Even though the long-term picture suggests that the currency has overshot the rebound in oil prices. However, the CAD is on the right track to remain strong: the interest rates factor is taking over from the commodity factor. CAD rates recently climbed above USD rates for the first time since 2014, and our USD rates projections can realistically drag the USDCAD to 1.35. Since February 20115, the pair has been oscillating between 1.4689 on north and 1.2037 on the south.
In this write-up, we emphasize to take advantage of high carry-to-vol, with the Fed in a slower gear than the markets expected here we widen the net by employing no-touch structures as a passive play on limited upside in high beta FX. No-touches can be seen as defined downside alternatives to selling naked vanilla high beta & EM puts and are well suited to take advantage of the modestly risk-positive environment that should emerge after the trade dust settles.

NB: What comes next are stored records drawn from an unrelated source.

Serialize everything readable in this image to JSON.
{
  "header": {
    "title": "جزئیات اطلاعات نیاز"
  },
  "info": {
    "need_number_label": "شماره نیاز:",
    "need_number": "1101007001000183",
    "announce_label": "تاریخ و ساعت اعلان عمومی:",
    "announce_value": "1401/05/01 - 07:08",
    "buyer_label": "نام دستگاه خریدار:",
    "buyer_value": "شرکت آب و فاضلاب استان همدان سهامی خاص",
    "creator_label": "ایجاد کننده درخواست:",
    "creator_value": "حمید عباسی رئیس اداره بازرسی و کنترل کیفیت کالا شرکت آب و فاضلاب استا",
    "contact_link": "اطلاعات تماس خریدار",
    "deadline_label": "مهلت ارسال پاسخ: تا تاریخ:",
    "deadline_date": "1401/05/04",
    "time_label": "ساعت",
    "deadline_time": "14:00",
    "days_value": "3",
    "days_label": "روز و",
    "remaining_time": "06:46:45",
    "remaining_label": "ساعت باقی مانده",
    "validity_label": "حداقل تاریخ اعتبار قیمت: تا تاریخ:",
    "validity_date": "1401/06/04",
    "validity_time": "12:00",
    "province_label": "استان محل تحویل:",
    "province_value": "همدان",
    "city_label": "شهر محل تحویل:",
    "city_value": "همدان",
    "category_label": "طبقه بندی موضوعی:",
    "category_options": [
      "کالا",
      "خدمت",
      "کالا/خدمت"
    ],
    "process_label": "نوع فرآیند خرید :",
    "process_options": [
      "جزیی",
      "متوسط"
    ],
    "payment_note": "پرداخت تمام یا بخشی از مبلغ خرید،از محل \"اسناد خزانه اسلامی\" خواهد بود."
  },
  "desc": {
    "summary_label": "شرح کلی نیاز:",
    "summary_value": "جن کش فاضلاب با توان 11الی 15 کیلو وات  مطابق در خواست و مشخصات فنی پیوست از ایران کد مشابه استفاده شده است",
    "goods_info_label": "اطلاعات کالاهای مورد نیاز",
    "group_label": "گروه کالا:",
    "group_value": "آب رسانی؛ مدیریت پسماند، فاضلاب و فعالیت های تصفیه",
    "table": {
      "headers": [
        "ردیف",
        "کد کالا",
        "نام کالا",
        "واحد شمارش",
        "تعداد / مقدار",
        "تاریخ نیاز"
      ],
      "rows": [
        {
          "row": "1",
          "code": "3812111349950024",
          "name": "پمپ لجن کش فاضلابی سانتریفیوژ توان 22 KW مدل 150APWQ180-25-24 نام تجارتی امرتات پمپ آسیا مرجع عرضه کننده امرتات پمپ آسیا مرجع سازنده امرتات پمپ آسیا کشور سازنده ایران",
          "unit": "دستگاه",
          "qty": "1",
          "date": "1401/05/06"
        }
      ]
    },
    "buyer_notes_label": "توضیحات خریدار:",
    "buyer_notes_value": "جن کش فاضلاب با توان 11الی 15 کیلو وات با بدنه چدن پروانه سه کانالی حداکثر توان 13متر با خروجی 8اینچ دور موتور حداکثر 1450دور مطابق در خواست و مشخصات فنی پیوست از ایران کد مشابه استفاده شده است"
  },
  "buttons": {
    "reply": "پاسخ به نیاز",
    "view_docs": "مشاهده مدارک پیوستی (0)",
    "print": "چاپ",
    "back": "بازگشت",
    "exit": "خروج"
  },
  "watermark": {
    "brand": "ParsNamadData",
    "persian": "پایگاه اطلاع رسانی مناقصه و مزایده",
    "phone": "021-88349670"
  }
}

As shown in the above nutshell, one can configure calendar options structures that come in costless, buying front tenor no-touch (NT) and selling back tenor NT with the same barrier and notional adjusted to assure zero loss in event of the barrier getting triggered.
At the current market, the strategy collects solid static returns in case of USDCAD (+1M/-2M 23% of the 2M leg notional of static return –i.e. if spot stays unchanged after 1M –at expiry of the long no-touch leg).
With CAD at the moment out of the trade crosshairs, consider the following as a low-cost slow Fed play: Long 1M vs. short 2M USDCAD call no-touch calendar @1.3150, in 0.8:1.0 ratio notionals, spot ref 1.2929 costs 4.8% USD.